Ending HIV stigma by updating people’s perceptions of the virus and those living with it will dramatically enhance the effectiveness of existing HIV-prevention efforts, according to F/A/Q Health Foundation, the NGO behind the “Update HIV” campaign.
F/A/Q Health Foundation, a sexual health and wellness NGO, has launched a global campaign calling on the World Health Organization to rename HIV to end the stigmatisation of the virus and those living with it.
In continouusly raising awareness of the HIV epidemic all year round and not just on World Aids Day, in South Africa, the signatures of numerous high-level health officials and policymakers from around the world, including Linda-Gail Bekker, chief executive officer of the Desmond Tutu Health Foundation, are being displayed on a mural in Soweto, Johannesburg.
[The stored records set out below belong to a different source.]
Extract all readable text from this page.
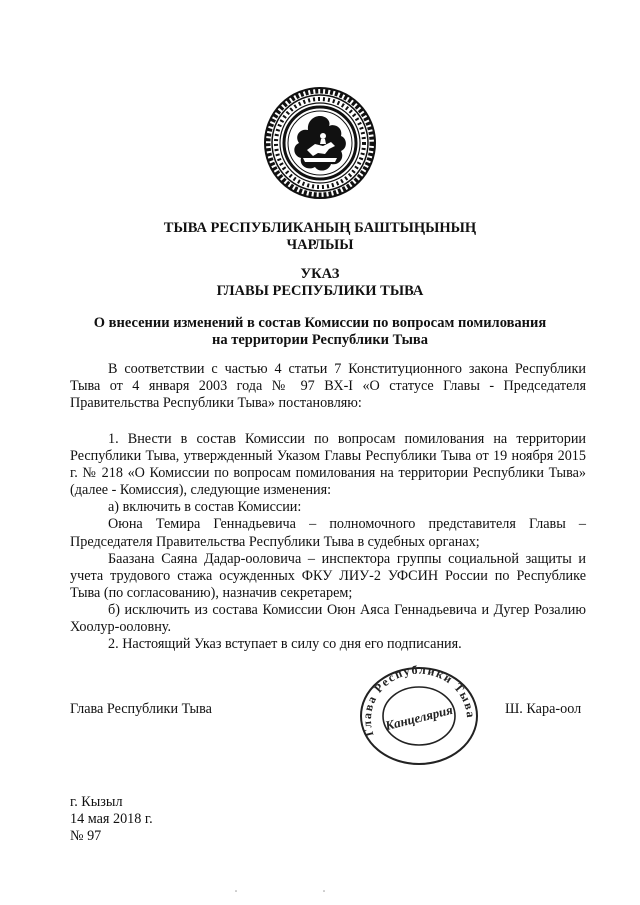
ТЫВА РЕСПУБЛИКАНЫҢ БАШТЫҢЫНЫҢ
ЧАРЛЫЫ
УКАЗ
ГЛАВЫ РЕСПУБЛИКИ ТЫВА
О внесении изменений в состав Комиссии по вопросам помилования
на территории Республики Тыва

В соответствии с частью 4 статьи 7 Конституционного закона Республики Тыва от 4 января 2003 года № 97 ВХ-I «О статусе Главы - Председателя Правительства Республики Тыва» постановляю:

1. Внести в состав Комиссии по вопросам помилования на территории Республики Тыва, утвержденный Указом Главы Республики Тыва от 19 ноября 2015 г. № 218 «О Комиссии по вопросам помилования на территории Республики Тыва» (далее - Комиссия), следующие изменения:
а) включить в состав Комиссии:
Оюна Темира Геннадьевича – полномочного представителя Главы – Председателя Правительства Республики Тыва в судебных органах;
Баазана Саяна Дадар-ооловича – инспектора группы социальной защиты и учета трудового стажа осужденных ФКУ ЛИУ-2 УФСИН России по Республике Тыва (по согласованию), назначив секретарем;
б) исключить из состава Комиссии Оюн Аяса Геннадьевича и Дугер Розалию Хоолур-ооловну.
2. Настоящий Указ вступает в силу со дня его подписания.
Глава Республики Тыва
Глава Республики Тыва
Канцелярия	Ш. Кара-оол
г. Кызыл
14 мая 2018 г.
№ 97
These colourful, painted signatures were collected at last year’s International Aids conference in Montreal, Canada, in support of the “Update HIV” campaign. The mural will be available for view until July.
Today, HIV is preventable and treatable. Yet according to the most recent World Health Organization statistics, at the end of 2021, 38.4 million people were living with HIV. An estimated 1.5 million people became newly infected with HIV, and 640,000 died from Aids-related illnesses.
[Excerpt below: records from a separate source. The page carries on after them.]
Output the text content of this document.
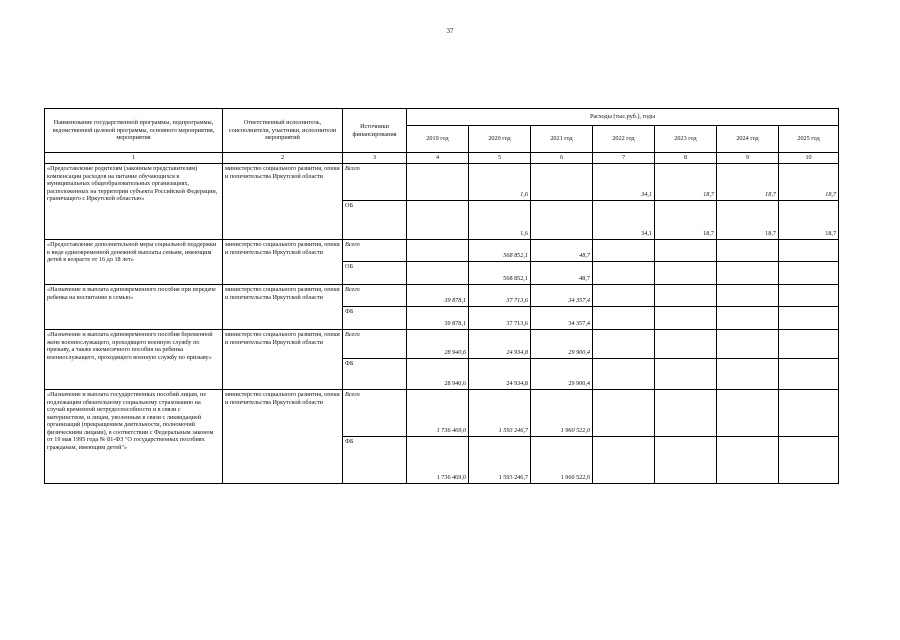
37
Наименование государственной программы, подпрограммы, ведомственной целевой программы, основного мероприятия, мероприятия	Ответственный исполнитель, соисполнители, участники, исполнители мероприятий	Источники финансирования	Расходы (тыс.руб.), годы						
			2019 год	2020 год	2021 год	2022 год	2023 год	2024 год	2025 год
1	2	3	4	5	6	7	8	9	10
«Предоставление родителям (законным представителям) компенсации расходов на питание обучающихся в муниципальных общеобразовательных организациях, расположенных на территории субъекта Российской Федерации, граничащего с Иркутской областью»	министерство социального развития, опеки и попечительства Иркутской области	Всего		1,6		34,1	18,7	18,7	18,7
		ОБ		1,6		34,1	18,7	18,7	18,7
«Предоставление дополнительной меры социальной поддержки в виде единовременной денежной выплаты семьям, имеющим детей в возрасте от 16 до 18 лет»	министерство социального развития, опеки и попечительства Иркутской области	Всего		568 852,1	48,7				
		ОБ		568 852,1	48,7				
«Назначение и выплата единовременного пособия при передаче ребенка на воспитание в семью»	министерство социального развития, опеки и попечительства Иркутской области	Всего	39 878,1	37 713,6	34 357,4				
		ФБ	39 878,1	37 713,6	34 357,4				
«Назначение и выплата единовременного пособия беременной жене военнослужащего, проходящего военную службу по призыву, а также ежемесячного пособия на ребенка военнослужащего, проходящего военную службу по призыву»	министерство социального развития, опеки и попечительства Иркутской области	Всего	28 940,6	24 934,8	29 900,4				
		ФБ	28 940,6	24 934,8	29 900,4				
«Назначение и выплата государственных пособий лицам, не подлежащим обязательному социальному страхованию на случай временной нетрудоспособности и в связи с материнством, и лицам, уволенным в связи с ликвидацией организаций (прекращением деятельности, полномочий физическими лицами), в соответствии с Федеральным законом от 19 мая 1995 года № 81-ФЗ "О государственных пособиях гражданам, имеющим детей"»	министерство социального развития, опеки и попечительства Иркутской области	Всего	1 736 469,0	1 593 246,7	1 960 522,0				
		ФБ	1 736 469,0	1 593 246,7	1 960 522,0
F/A/Q Health Foundation believes HIV has become an “epidemic of the mind”: a public health crisis driven by social, cultural, and political factors – not a lack of medical progress. Chief among these factors is HIV stigma, meaning negative attitudes and beliefs about the virus and those living with it.
“Stigma spreads HIV,” explained Bongiwe Ndlovu, project lead: Protection (of F/A/Q Health Foundation), the organisation behind the movement Youth Against Aids. “It means those living with HIV face obstacles to treatment, such as prejudice and discrimination. It silences the conversations we need to be having about sex and sexual health to protect those at risk and the people they love.”
Changing HIV’s name will help change perceptions of the virus, according to Ndlovu. “Desmond Tutu once said, “Language does not just describe reality. Language creates the reality it describes.” For many, “HIV” describes a terrifying, deadly virus. That needs to change. If we’re to end the HIV epidemic, we need to change the way we think about HIV. And that starts with a new name.”